Nighttime Respiratory Rate Predicts Post-MI Mortality

Among survivors of acute MI, respiratory rate predicts non-sudden cardiac death.
Among survivors of acute MI, respiratory rate predicts non-sudden cardiac death.

Among survivors of acute myocardial infarction (MI), nocturnal respiratory rate (NRR) is significantly associated with cardiac mortality, particularly non-sudden cardiac death, according to research published in the Journal of the American College of Cardiology.

Michael Dommasch, M.D., of the Medizinische Klinik der Technischen Universität München, and colleagues applied an algorithm to data from Holter electrocardiographic recordings for 1,538 MI survivors to determine NRR. The researchers examined the association between NRR and cardiac death.

The researchers found that NRR was 18.6 per minute or greater in 384 patients and less than 18.6 per minute in 1,154 patients; five-year cardiac mortality in these groups was 13.7 and 3.3 percent, respectively (P < 0.001). NRR of 18.6 per minute or greater was significantly associated with non-sudden cardiac death (hazard ratio, 4.56; 95 percent confidence interval, 2.21 to 9.43; P < 0.001).

Among 155 patients with left ventricular ejection fraction of 35 percent or less, NRR of 18.6 per minute or greater was significantly associated with cardiac mortality (P < 0.001) and non-sudden cardiac death (P = 0.009), but not sudden cardiac death (P = 0.595).
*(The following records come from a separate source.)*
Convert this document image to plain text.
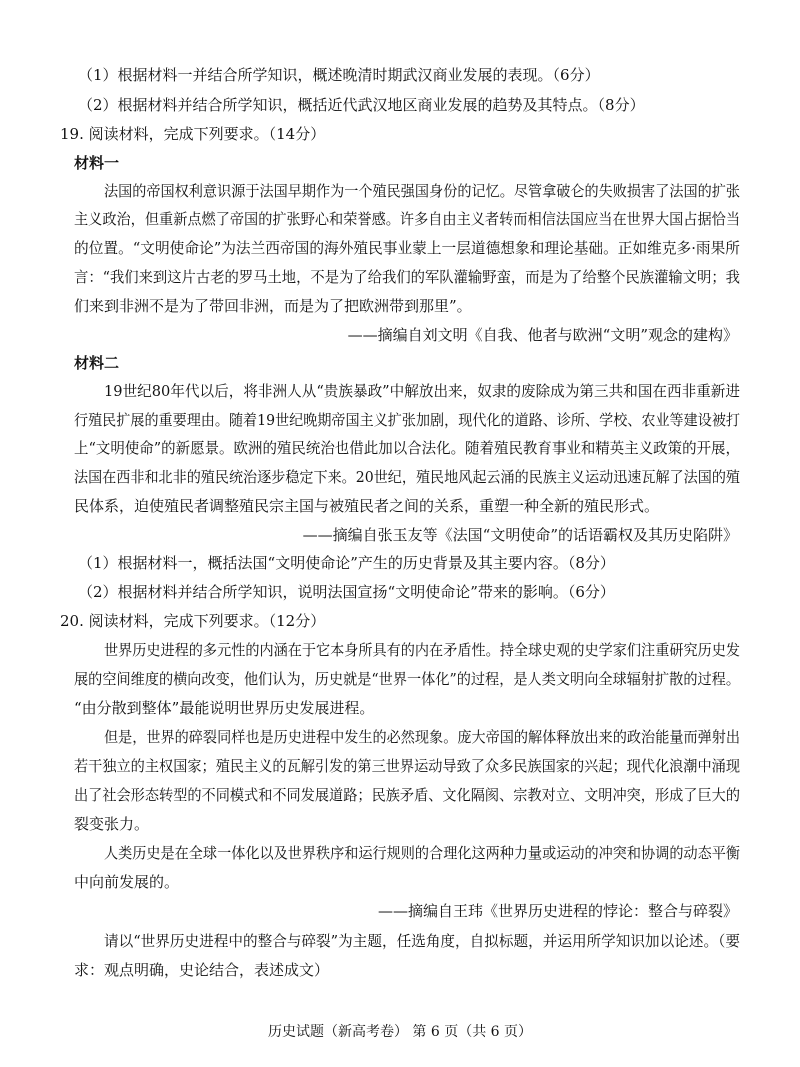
（1）根据材料一并结合所学知识，概述晚清时期武汉商业发展的表现。（6分）
（2）根据材料并结合所学知识，概括近代武汉地区商业发展的趋势及其特点。（8分）
19. 阅读材料，完成下列要求。（14分）
材料一
法国的帝国权利意识源于法国早期作为一个殖民强国身份的记忆。尽管拿破仑的失败损害了法国的扩张
主义政治，但重新点燃了帝国的扩张野心和荣誉感。许多自由主义者转而相信法国应当在世界大国占据恰当
的位置。“文明使命论”为法兰西帝国的海外殖民事业蒙上一层道德想象和理论基础。正如维克多·雨果所
言：“我们来到这片古老的罗马土地，不是为了给我们的军队灌输野蛮，而是为了给整个民族灌输文明；我
们来到非洲不是为了带回非洲，而是为了把欧洲带到那里”。
——摘编自刘文明《自我、他者与欧洲“文明”观念的建构》
材料二
19世纪80年代以后，将非洲人从“贵族暴政”中解放出来，奴隶的废除成为第三共和国在西非重新进
行殖民扩展的重要理由。随着19世纪晚期帝国主义扩张加剧，现代化的道路、诊所、学校、农业等建设被打
上“文明使命”的新愿景。欧洲的殖民统治也借此加以合法化。随着殖民教育事业和精英主义政策的开展，
法国在西非和北非的殖民统治逐步稳定下来。20世纪，殖民地风起云涌的民族主义运动迅速瓦解了法国的殖
民体系，迫使殖民者调整殖民宗主国与被殖民者之间的关系，重塑一种全新的殖民形式。
——摘编自张玉友等《法国“文明使命”的话语霸权及其历史陷阱》
（1）根据材料一，概括法国“文明使命论”产生的历史背景及其主要内容。（8分）
（2）根据材料并结合所学知识，说明法国宣扬“文明使命论”带来的影响。（6分）
20. 阅读材料，完成下列要求。（12分）
世界历史进程的多元性的内涵在于它本身所具有的内在矛盾性。持全球史观的史学家们注重研究历史发
展的空间维度的横向改变，他们认为，历史就是“世界一体化”的过程，是人类文明向全球辐射扩散的过程。
“由分散到整体”最能说明世界历史发展进程。
但是，世界的碎裂同样也是历史进程中发生的必然现象。庞大帝国的解体释放出来的政治能量而弹射出
若干独立的主权国家；殖民主义的瓦解引发的第三世界运动导致了众多民族国家的兴起；现代化浪潮中涌现
出了社会形态转型的不同模式和不同发展道路；民族矛盾、文化隔阂、宗教对立、文明冲突，形成了巨大的
裂变张力。
人类历史是在全球一体化以及世界秩序和运行规则的合理化这两种力量或运动的冲突和协调的动态平衡
中向前发展的。
——摘编自王玮《世界历史进程的悖论：整合与碎裂》
请以“世界历史进程中的整合与碎裂”为主题，任选角度，自拟标题，并运用所学知识加以论述。（要
求：观点明确，史论结合，表述成文）
历史试题（新高考卷） 第 6 页（共 6 页）
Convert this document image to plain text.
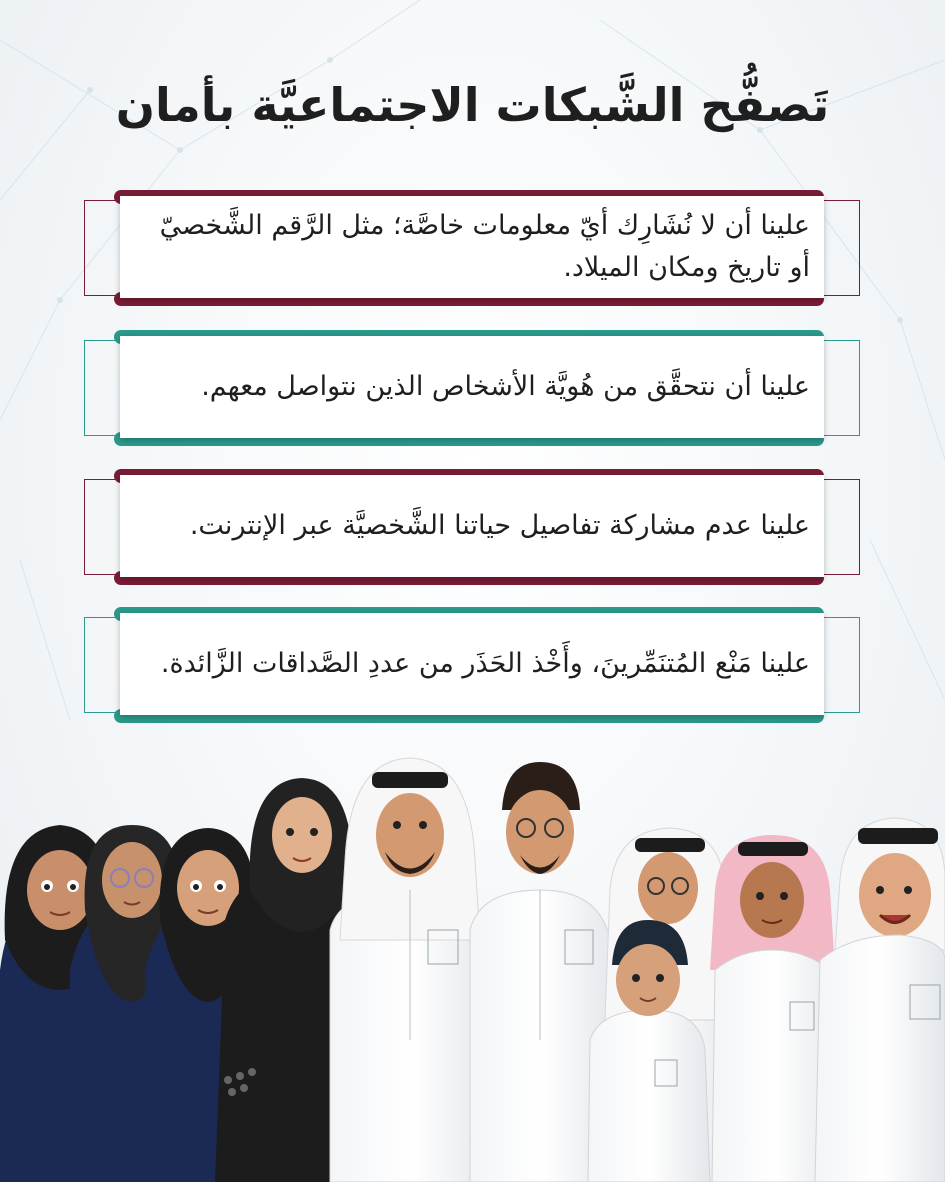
تَصفُّح الشَّبكات الاجتماعيَّة بأمان
علينا أن لا نُشَارِك أيّ معلومات خاصَّة؛ مثل الرَّقم الشَّخصيّ أو تاريخ ومكان الميلاد.
علينا أن نتحقَّق من هُويَّة الأشخاص الذين نتواصل معهم.
علينا عدم مشاركة تفاصيل حياتنا الشَّخصيَّة عبر الإنترنت.
علينا مَنْع المُتنَمِّرينَ، وأَخْذ الحَذَر من عددِ الصَّداقات الزَّائدة.
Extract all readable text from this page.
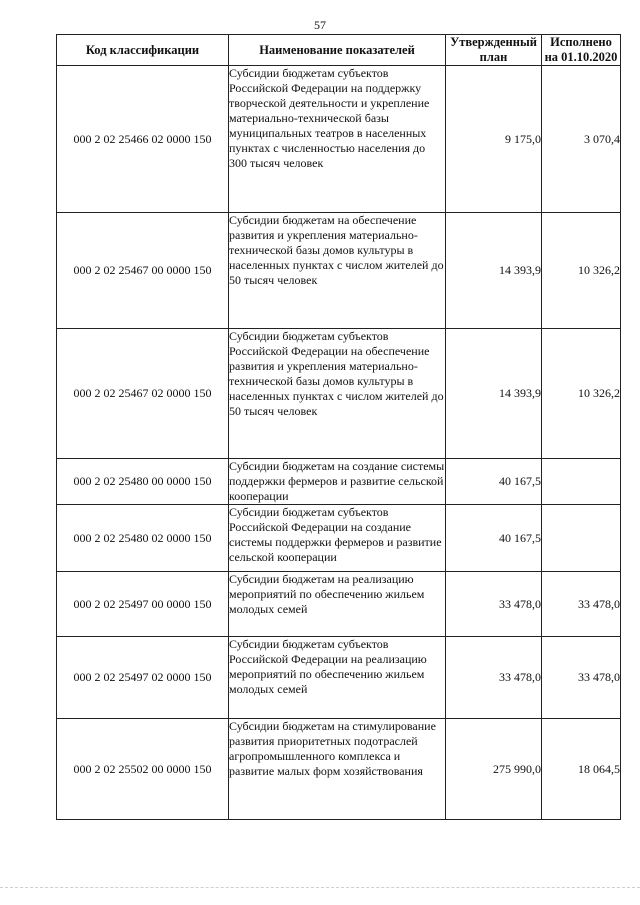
57
Код классификации	Наименование показателей	Утвержденный план	Исполнено на 01.10.2020
000 2 02 25466 02 0000 150	Субсидии бюджетам субъектов Российской Федерации на поддержку творческой деятельности и укрепление материально-технической базы муниципальных театров в населенных пунктах с численностью населения до 300 тысяч человек	9 175,0	3 070,4
000 2 02 25467 00 0000 150	Субсидии бюджетам на обеспечение развития и укрепления материально-технической базы домов культуры в населенных пунктах с числом жителей до 50 тысяч человек	14 393,9	10 326,2
000 2 02 25467 02 0000 150	Субсидии бюджетам субъектов Российской Федерации на обеспечение развития и укрепления материально-технической базы домов культуры в населенных пунктах с числом жителей до 50 тысяч человек	14 393,9	10 326,2
000 2 02 25480 00 0000 150	Субсидии бюджетам на создание системы поддержки фермеров и развитие сельской кооперации	40 167,5	
000 2 02 25480 02 0000 150	Субсидии бюджетам субъектов Российской Федерации на создание системы поддержки фермеров и развитие сельской кооперации	40 167,5	
000 2 02 25497 00 0000 150	Субсидии бюджетам на реализацию мероприятий по обеспечению жильем молодых семей	33 478,0	33 478,0
000 2 02 25497 02 0000 150	Субсидии бюджетам субъектов Российской Федерации на реализацию мероприятий по обеспечению жильем молодых семей	33 478,0	33 478,0
000 2 02 25502 00 0000 150	Субсидии бюджетам на стимулирование развития приоритетных подотраслей агропромышленного комплекса и развитие малых форм хозяйствования	275 990,0	18 064,5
"Among patients with left ventricular ejection fraction ≤35 percent, i.e., implantable cardioverter defibrillator (ICD) candidates, increased NRR identifies a group of patients with frequent non-sudden cardiac death, i.e., a mode of death likely not ICD preventable," the authors write. "Independent validation of this new risk stratification approach is necessary before it can be incorporated into clinical decision-making."